Жестокость. Жесткость. Норма коллективной жизни, помноженная на лагерные условия. Мы говорим об этом с психологом Трудой Баумел. Она считает, что есть три анормальных общества – Советский Союз, Палестина и Терезин. Общее в них – ставка на коллективное воспитание. Но и эта искусственно созданная ячейка должна функционировать на основе общечеловеческой этики.

Абсурд! Нас собрали здесь, чтобы уничтожить. О какой общечеловеческой этике может идти речь?

Труда убеждена в том, что каждое действие, слово и мысль имеют свои последствия в невидимом мире. В том, что он существует, у нее нет сомнений. И посему невидимые результаты имеют бесконечно бóльшую важность, чем те, что видимы на физическом уровне. Следует брать в учет целый мир, не только его внешнюю оболочку.

Анализируя детские работы, Труда в первую очередь обращает внимание на колорит. Цвета – проводники чувств. Ее анализ опирается на схему цветов, определяющих двадцать главных чувств. Гёте, Иттен… Все это было, есть и будет.

Маленькую книжонку под названием «Мыслеформы» Труда считает учебником жизни. Кстати, она повлияла на самого Кандинского.

Я сказала ей, что училась у Кандинского и ни разу не слышала от него про «Мыслеформы».

Ее не удивило ни то, что я училась у Кандинского, ни то, что он не упоминал этой книги.

Усваивая, присваиваешь.
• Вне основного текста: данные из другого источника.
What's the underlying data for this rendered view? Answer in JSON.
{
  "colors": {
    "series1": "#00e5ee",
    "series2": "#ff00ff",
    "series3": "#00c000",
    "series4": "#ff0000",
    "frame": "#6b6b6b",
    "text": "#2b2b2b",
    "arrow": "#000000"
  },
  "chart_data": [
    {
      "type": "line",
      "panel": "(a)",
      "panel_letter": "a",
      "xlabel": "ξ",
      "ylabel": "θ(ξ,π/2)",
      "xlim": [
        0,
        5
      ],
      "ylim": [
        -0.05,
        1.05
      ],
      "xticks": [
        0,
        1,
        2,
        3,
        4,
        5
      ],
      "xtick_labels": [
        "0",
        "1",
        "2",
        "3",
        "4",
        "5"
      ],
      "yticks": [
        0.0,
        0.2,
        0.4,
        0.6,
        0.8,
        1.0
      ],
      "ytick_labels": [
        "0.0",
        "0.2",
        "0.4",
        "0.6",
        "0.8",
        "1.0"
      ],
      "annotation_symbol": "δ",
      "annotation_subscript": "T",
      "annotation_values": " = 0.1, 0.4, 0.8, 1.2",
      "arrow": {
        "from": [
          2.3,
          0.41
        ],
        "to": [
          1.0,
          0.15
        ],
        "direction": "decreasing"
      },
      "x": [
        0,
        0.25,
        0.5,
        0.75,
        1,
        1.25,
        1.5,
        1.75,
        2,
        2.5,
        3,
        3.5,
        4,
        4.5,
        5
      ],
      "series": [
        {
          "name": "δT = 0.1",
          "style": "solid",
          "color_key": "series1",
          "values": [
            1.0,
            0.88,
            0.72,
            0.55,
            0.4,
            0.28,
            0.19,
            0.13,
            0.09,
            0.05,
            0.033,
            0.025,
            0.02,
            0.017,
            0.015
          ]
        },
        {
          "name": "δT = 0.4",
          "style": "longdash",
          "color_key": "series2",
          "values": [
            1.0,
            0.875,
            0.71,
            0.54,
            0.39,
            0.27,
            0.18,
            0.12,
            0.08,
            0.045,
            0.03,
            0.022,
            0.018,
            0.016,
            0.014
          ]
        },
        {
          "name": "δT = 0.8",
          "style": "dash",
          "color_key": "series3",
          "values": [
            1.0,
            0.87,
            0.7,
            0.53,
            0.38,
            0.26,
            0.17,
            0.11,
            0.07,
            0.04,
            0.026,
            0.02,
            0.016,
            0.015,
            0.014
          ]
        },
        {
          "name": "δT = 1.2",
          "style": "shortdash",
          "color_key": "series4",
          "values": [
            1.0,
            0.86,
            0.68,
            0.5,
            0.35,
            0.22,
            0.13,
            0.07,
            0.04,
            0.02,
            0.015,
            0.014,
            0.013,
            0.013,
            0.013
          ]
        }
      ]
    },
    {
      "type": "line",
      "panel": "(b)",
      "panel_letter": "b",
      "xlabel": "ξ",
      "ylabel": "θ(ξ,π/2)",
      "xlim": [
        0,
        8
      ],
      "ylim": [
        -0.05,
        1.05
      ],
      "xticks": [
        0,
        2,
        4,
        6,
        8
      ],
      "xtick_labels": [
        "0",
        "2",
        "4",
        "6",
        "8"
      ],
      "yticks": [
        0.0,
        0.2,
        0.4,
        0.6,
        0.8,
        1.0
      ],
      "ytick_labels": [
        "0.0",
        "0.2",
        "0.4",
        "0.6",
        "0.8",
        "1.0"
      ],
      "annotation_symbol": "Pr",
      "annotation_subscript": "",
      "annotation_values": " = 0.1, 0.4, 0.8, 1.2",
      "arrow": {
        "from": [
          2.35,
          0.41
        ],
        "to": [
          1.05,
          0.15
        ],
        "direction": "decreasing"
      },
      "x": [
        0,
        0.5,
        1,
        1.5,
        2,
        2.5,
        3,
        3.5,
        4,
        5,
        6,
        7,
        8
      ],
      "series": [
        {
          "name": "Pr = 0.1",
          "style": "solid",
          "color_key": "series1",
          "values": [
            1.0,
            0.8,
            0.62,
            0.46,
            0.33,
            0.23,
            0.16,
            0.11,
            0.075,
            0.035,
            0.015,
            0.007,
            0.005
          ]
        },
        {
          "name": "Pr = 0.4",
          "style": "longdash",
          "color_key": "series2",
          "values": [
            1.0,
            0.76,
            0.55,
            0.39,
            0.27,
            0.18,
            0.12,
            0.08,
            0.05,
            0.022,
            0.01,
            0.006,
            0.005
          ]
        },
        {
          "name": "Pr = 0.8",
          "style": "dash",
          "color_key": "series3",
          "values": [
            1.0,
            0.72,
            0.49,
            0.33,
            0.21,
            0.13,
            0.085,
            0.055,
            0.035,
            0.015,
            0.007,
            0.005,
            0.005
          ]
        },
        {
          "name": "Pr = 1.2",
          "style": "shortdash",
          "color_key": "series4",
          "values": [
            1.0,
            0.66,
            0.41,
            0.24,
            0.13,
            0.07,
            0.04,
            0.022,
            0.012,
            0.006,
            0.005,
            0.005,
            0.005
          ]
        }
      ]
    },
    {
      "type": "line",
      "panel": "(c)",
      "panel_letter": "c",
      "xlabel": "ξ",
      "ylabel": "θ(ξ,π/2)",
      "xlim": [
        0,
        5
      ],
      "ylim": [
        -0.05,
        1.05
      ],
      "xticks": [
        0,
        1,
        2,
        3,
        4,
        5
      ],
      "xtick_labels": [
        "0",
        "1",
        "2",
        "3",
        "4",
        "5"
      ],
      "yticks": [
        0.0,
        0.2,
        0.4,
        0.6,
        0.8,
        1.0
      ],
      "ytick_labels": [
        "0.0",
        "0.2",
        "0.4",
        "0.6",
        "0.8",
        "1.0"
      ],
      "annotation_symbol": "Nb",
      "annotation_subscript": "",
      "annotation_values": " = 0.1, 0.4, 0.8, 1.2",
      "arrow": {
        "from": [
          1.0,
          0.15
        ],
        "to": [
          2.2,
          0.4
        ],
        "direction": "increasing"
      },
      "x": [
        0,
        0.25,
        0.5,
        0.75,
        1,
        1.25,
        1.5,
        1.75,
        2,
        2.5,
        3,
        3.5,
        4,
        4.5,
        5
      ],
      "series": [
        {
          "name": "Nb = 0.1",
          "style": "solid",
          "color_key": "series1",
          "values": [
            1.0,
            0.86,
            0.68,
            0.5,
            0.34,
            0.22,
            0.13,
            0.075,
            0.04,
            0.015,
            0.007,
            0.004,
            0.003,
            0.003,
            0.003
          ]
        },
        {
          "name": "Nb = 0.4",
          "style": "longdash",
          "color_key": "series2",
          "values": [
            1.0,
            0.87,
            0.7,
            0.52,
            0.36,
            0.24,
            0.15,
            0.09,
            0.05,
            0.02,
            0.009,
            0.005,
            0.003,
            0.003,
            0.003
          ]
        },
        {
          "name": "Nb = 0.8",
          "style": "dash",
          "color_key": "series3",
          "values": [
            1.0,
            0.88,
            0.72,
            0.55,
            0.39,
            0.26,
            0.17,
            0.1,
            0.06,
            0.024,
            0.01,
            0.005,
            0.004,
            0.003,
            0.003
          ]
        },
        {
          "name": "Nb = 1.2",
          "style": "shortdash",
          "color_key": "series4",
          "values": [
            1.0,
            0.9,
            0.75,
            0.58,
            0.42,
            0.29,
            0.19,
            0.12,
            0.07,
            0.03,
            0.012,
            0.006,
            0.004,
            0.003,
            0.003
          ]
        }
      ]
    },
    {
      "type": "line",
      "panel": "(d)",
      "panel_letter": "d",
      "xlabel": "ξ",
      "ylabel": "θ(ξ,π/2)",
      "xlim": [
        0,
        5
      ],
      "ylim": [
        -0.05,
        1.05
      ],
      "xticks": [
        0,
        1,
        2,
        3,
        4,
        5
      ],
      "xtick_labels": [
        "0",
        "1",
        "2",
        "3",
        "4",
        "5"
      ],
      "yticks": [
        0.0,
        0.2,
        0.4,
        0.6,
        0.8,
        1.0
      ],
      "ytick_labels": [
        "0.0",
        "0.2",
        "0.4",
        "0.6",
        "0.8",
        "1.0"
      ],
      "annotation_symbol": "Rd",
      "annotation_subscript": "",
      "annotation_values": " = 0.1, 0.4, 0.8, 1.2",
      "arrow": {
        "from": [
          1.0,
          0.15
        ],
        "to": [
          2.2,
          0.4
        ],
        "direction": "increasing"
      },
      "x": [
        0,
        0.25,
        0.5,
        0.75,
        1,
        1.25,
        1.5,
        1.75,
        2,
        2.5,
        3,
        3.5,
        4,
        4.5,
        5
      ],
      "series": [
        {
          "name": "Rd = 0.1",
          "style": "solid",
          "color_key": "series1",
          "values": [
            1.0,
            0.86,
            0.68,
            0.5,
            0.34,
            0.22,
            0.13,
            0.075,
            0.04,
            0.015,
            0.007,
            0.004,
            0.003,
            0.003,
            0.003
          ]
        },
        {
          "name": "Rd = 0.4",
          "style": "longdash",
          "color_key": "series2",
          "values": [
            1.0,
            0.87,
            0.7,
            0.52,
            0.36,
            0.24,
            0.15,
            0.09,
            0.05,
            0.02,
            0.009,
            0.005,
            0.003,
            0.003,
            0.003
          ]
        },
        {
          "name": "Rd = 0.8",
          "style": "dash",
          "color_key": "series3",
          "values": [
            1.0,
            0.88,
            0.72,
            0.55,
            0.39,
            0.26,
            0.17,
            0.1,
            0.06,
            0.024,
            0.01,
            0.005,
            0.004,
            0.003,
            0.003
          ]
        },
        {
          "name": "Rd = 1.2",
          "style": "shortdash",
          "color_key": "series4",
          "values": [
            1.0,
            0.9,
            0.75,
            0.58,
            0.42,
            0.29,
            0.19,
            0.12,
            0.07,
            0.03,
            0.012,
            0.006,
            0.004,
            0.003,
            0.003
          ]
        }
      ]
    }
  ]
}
И уже не ссылаешься на источник. Я присвоила себе оттуда три постулата. Первый: «Качество мысли определяет цвет»; второй: «Природа мысли определяет форму»; третий: «Определенность мысли определяет ясность очертания».

Все три постулата я вписала в блокнот, подаренный Павлом. Здесь многие ведут дневники. И рисуют с натуры. Чтобы хоть как-то запечатлеть реальность ирреального. Для меня такими дневниками являются детские рисунки. Тут я слежу за тем, чтобы на рисунке стояло имя ребенка, комната, дата урока. Здесь все очень быстро забывается. Слишком большой поток «мыслеформ».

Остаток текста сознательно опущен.